7 These understandings of integrity cannot apply to arbitrary collections of rules, as in a constitution, nor to aggregations of multi-party preferences, as in the social choice approach.
Thus, our only hope for model integrity may be alignment with values. And not even an arbitrary mixture of values (e.g., sampled from a human population) but a coherent set of values that has been reconciled by one of the mechanisms above. (We may want to consider the values of populations, but only to approximate some kind of ideal character that those populations would trust.)
8 A final challenge to model integrity is that a model’s values may conflict with local laws, norms, incentives for corporate profit, etc. While a model trained to follow the OpenAI model spec may fail to follow the many rules it’s been informed about, OpenAI can claim to have tried. A model with integrity might instead do some kind of civil disobedience. If model integrity ends up being a key to managing powerful AI well, the law may need to adapt.
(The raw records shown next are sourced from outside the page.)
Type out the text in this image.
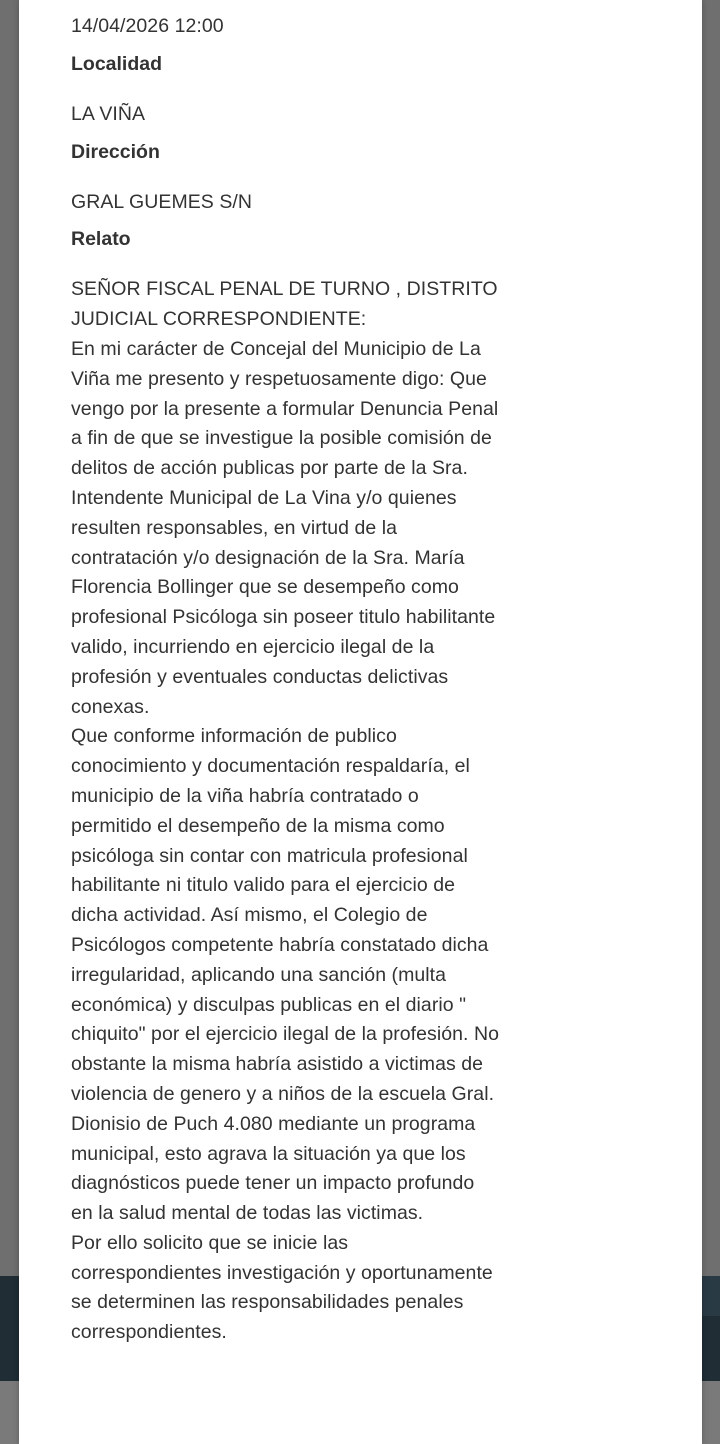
14/04/2026 12:00

Localidad

LA VIÑA

Dirección

GRAL GUEMES S/N

Relato

SEÑOR FISCAL PENAL DE TURNO , DISTRITO JUDICIAL CORRESPONDIENTE:

En mi carácter de Concejal del Municipio de La Viña me presento y respetuosamente digo: Que vengo por la presente a formular Denuncia Penal a fin de que se investigue la posible comisión de delitos de acción publicas por parte de la Sra. Intendente Municipal de La Vina y/o quienes resulten responsables, en virtud de la contratación y/o designación de la Sra. María Florencia Bollinger que se desempeño como profesional Psicóloga sin poseer titulo habilitante valido, incurriendo en ejercicio ilegal de la profesión y eventuales conductas delictivas conexas.

Que conforme información de publico conocimiento y documentación respaldaría, el municipio de la viña habría contratado o permitido el desempeño de la misma como psicóloga sin contar con matricula profesional habilitante ni titulo valido para el ejercicio de dicha actividad. Así mismo, el Colegio de Psicólogos competente habría constatado dicha irregularidad, aplicando una sanción (multa económica) y disculpas publicas en el diario " chiquito" por el ejercicio ilegal de la profesión. No obstante la misma habría asistido a victimas de violencia de genero y a niños de la escuela Gral. Dionisio de Puch 4.080 mediante un programa municipal, esto agrava la situación ya que los diagnósticos puede tener un impacto profundo en la salud mental de todas las victimas.

Por ello solicito que se inicie las correspondientes investigación y oportunamente se determinen las responsabilidades penales correspondientes.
9 Generate longer conversations. Our data only consists of conversations with either one or two turns. A skillful execution of a value often requires more than that. As a consequence, our model sometimes infers too much from users’ initial messages rather than staying curious and asking follow-up questions until it understand the situation better, or guiding the user somewhere over the course of several responses.
Generate data with an “unaligned” model. A lot of work went into fighting the “alignment” of the models we had to use to generate synthetic contexts and values. Undoubtedly our data is much worse than it could have been if we didn’t have to fight the tendency of models to lecture, refuse, and insist on certain superficial “values” like harmlessness. A simple way to improve our dataset would be to run our pipeline on a model that has been instruction-tuned but not yet trained to be harmless, or modify it and run it on a base model using few-shot prompting.
Improve the prompt-chain. Many small improvements could be made to our synthetic data pipeline: we believe it currently generates values which are too focused on introspection and “coaching” the user; it overuses certain phrases like “I hear you”, etc. It tends to be rigid (even when using a high temperature) in it’s suggestions of activities that would fulfill a value, often over-suggesting a few things (eg. “rock climbing” and “skydiving” as outlets for intensity, regardless of the user’s unique situation). These could be remediated by tweaking the prompts, or by generating a larger dataset and then filtering for these issues.